Geislingen an der Steige Trommelkurs macht allen Spaß

Trommellehrer Komko Adade (rechts hinten) gibt den Rhythmus vor.
Trommellehrer Komko Adade (rechts hinten) gibt den Rhythmus vor. © Foto: Alexandra Meier-Schmidt
Geislingen an der Steige / ALEXANDRA MEIER-SCHMIDT 23.04.2016
32 Jungen und Mädchen des Kinderhauses der kleinen Siedlungsstrolche haben vor Kurzem mit ihren Papas an einem Trommelkurs teilgenommen.

"Wen das Leder ruft, der kommt!" So lautet ein afrikanisches Sprichwort. Nach diesem Motto strömten kürzlich 32 Kinder mit Papas, Onkeln und Brüdern zum Trommeln ins Kinderhaus der kleinen Siedlungsstrolche. Das Leder - das war in diesem Fall die Trommel von Komko Adade, einem gebürtigen Togoer und Trommellehrer aus Geislingen.

"Trommeln ist kulturübergreifend, und jeder gehört ganz einfach dazu", sagt Erzieherin Susanne Vogel. Das spiegelte die bunte Mischung der Teilnehmer aus zehn Ländern wieder. Als Einstimmung erzählt Komko Adade von der Wichtigkeit der Trommeln: "Bereits lange Zeit vor der Erfindung des Telefons und des Handys wurden damit Nachrichten und Botschaften geschickt."

Dann wurde es Zeit, die Trommeln sprechen zu lassen. Eine Gruppe setzte sich im Turnraum mit Komko Adade an die mehr als 30 großen und kleinen Trommeln. Viele der afrikanischen Bechertrommeln, genannt Djembé, stammen aus dem privaten Besitz des Trommellehrers. Nachdem der Meister eine sehr beeindruckende Demonstration seiner Trommelkunst gegeben hatte, waren die Teilnehmer dran - zuerst jeder, wie er wollte. Dann gab Komko einen Rhythmus vor, und alle sollten miteinstimmen. Da-tschin-tschin-da, Da- tschin-tschin-da, Da-tschin- tschin-da - für diesen Takt wird die Trommel erst außen, dann zweimal in der Mitte und wieder außen geschlagen.

Was sich einfach anhörte, war in der Gruppe nicht so leicht umzusetzen, wie die Teilnehmer schnell feststellten. Aber viele Kinder zeigten ein sehr gutes Rhythmusgefühl. Und während mancher Erwachsene noch grübelte, hatte es der sechsjährige Denny schon lange begriffen: "Da-tschin-tschin-da, das ist doch ganz einfach." Die Gruppe sollte nicht nur lernen, einen Rhythmus zu trommeln, sondern auch aufeinander zu hören und sich einzufühlen. Zum neuen Trommelrhythmus kam ein Lied: "Enyo, Enyo, Enyo - Enyo. Enyo, enyo, enyo - Eenyo Nusia nusi mauwa. Eenyo Nusia nusi mauwa - Eenyo", so klang es durch den Turnraum.

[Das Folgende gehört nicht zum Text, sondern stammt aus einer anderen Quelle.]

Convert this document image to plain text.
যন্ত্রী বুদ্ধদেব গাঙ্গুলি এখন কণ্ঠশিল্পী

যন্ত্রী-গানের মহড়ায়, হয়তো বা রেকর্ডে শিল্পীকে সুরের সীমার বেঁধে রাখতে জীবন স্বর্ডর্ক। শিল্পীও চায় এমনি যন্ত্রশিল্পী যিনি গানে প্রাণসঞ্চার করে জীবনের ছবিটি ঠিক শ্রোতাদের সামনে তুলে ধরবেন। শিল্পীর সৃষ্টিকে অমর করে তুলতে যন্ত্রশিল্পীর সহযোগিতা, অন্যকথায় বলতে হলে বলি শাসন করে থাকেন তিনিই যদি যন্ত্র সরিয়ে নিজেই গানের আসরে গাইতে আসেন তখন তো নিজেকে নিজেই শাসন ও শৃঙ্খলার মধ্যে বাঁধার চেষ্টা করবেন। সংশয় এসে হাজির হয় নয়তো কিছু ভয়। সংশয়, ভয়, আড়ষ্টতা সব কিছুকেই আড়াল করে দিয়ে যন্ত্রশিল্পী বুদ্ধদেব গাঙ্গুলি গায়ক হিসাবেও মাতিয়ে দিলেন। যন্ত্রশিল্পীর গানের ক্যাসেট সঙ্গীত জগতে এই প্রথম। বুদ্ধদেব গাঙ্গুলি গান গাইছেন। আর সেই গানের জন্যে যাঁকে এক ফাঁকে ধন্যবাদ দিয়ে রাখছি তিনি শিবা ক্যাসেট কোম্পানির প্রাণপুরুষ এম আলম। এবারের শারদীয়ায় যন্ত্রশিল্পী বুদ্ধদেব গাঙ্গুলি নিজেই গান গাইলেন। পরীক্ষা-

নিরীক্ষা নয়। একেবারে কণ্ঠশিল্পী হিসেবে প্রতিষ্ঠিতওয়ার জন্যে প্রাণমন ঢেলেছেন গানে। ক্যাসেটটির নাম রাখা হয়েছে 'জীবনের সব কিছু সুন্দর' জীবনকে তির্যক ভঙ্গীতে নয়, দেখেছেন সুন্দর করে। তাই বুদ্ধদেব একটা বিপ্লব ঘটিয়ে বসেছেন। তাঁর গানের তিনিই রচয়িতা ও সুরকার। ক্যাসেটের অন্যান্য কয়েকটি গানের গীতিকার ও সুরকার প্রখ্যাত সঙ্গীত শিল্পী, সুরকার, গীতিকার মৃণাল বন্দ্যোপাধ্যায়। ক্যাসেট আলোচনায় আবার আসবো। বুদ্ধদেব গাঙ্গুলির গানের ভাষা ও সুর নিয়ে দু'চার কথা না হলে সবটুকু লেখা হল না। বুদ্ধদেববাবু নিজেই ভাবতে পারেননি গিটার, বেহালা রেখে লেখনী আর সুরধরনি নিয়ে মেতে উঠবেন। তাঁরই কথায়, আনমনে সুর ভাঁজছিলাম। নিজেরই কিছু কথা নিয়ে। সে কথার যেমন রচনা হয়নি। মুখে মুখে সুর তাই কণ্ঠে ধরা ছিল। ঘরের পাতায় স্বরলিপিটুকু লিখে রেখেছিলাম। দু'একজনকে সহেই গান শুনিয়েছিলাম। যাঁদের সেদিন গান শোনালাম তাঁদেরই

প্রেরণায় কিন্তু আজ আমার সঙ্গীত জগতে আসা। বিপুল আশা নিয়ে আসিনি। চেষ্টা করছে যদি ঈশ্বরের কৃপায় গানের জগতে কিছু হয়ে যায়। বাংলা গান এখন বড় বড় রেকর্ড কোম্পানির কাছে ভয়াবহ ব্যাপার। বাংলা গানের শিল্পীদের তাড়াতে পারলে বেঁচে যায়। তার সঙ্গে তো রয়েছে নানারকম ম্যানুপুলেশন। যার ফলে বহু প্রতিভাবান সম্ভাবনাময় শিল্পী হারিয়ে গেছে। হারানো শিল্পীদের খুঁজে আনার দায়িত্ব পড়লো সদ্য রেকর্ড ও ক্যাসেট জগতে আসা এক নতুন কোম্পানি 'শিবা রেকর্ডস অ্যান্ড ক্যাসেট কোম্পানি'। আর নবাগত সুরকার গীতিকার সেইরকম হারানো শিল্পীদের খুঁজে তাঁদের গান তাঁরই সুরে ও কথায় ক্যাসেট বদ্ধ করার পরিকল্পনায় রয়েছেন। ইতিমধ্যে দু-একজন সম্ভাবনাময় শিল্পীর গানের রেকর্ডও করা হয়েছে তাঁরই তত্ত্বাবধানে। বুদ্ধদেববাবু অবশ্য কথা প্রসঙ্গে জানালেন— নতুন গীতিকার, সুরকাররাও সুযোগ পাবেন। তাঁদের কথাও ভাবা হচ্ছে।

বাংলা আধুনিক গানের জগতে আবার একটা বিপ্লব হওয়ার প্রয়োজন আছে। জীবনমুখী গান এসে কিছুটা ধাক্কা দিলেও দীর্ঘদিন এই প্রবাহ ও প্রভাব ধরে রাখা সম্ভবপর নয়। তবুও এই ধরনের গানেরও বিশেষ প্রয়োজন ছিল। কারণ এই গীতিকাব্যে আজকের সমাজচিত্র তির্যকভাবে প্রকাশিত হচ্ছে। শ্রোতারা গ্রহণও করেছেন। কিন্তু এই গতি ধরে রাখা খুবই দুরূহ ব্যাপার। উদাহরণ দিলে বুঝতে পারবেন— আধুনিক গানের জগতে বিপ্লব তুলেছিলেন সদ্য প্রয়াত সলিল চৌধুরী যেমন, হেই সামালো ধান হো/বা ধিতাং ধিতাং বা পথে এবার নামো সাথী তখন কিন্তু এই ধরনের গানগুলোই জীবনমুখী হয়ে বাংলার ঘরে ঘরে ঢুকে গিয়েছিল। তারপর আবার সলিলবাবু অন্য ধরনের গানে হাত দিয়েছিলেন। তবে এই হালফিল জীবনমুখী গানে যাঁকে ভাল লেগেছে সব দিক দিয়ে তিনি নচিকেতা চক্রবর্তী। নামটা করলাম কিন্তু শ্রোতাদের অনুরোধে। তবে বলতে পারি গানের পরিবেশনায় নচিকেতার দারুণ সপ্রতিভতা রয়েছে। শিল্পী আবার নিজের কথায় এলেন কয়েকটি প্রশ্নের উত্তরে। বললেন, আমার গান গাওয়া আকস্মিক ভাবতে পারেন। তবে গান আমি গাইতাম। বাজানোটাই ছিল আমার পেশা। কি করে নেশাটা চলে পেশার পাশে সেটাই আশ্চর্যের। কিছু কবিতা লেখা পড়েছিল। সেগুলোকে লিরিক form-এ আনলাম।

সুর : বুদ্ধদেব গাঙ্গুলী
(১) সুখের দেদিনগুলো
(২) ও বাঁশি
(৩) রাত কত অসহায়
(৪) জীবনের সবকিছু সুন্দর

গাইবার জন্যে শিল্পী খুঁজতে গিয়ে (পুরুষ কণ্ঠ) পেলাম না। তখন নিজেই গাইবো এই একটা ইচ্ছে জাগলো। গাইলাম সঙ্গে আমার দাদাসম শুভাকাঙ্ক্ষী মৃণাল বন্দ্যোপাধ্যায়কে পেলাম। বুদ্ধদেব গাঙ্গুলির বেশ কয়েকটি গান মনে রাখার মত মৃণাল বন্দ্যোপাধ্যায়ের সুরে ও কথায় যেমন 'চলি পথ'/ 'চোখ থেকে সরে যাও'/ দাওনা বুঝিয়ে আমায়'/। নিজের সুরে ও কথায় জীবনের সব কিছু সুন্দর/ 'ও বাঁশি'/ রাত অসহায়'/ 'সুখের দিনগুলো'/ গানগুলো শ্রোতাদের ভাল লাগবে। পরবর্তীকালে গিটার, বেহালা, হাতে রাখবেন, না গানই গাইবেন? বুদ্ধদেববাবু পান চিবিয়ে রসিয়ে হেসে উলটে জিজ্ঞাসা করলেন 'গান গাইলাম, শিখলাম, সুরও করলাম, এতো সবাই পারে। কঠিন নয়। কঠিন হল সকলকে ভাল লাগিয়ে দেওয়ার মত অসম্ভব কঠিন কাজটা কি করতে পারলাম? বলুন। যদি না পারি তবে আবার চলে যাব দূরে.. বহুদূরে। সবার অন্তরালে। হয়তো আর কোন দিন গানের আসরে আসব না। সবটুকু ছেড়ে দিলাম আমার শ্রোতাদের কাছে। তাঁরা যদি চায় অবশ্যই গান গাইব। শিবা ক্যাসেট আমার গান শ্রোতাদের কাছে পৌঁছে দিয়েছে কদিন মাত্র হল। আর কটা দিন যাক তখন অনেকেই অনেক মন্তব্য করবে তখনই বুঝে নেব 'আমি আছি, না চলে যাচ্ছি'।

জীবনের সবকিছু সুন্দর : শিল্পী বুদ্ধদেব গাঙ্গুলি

Während Adade mit der einen Gruppe trommelte, lernte die andere den Trommelgott "Haireti Efendi" kennen und übte mit Praktikantin Anna Bleher eine Mitmach- und Mitsinggeschichte ein. Dabei spielten die Kinder auf selbst gebastelten Trommeln und sangen das Lied vom Trommelkönig von Kalimbo. Die Kinder tauchten ganz in die Geschichte ein und die Papas klatschten den Rhythmus dazu. "Die Erwachsenen bekamen so einen kleinen, aber interessanten Eindruck davon, was die Kinder im Kinderhaus alles so machen", sagt Erzieherin Maria Oswald. Die Gruppen tauschten nach einer Dreiviertelstunde, sodass die Teilnehmer alles miterleben konnten.

Die Trommeln hatten fleißige Helfer vorbereitet: Ein Tontopf mit einem Durchmesser von 24 Zentimetern diente als Klangkörper, und mehrere Lagen Transparentpapier bildeten die Trommelhaut. Die Kinder durften die Trommeln selbst noch verzieren. Zum Abschluss trafen sich alle im Turnraum und sangen und trommelten gemeinsam.

Die Rückmeldungen der Teilnehmer zeigten, dass der Tag für jeden etwas Interessantes gebracht hatte. Der Onkel der sechsjährigen Isabell sagte beispielsweise: "Das Gestalten der Trommel ist für mich das Beste gewesen."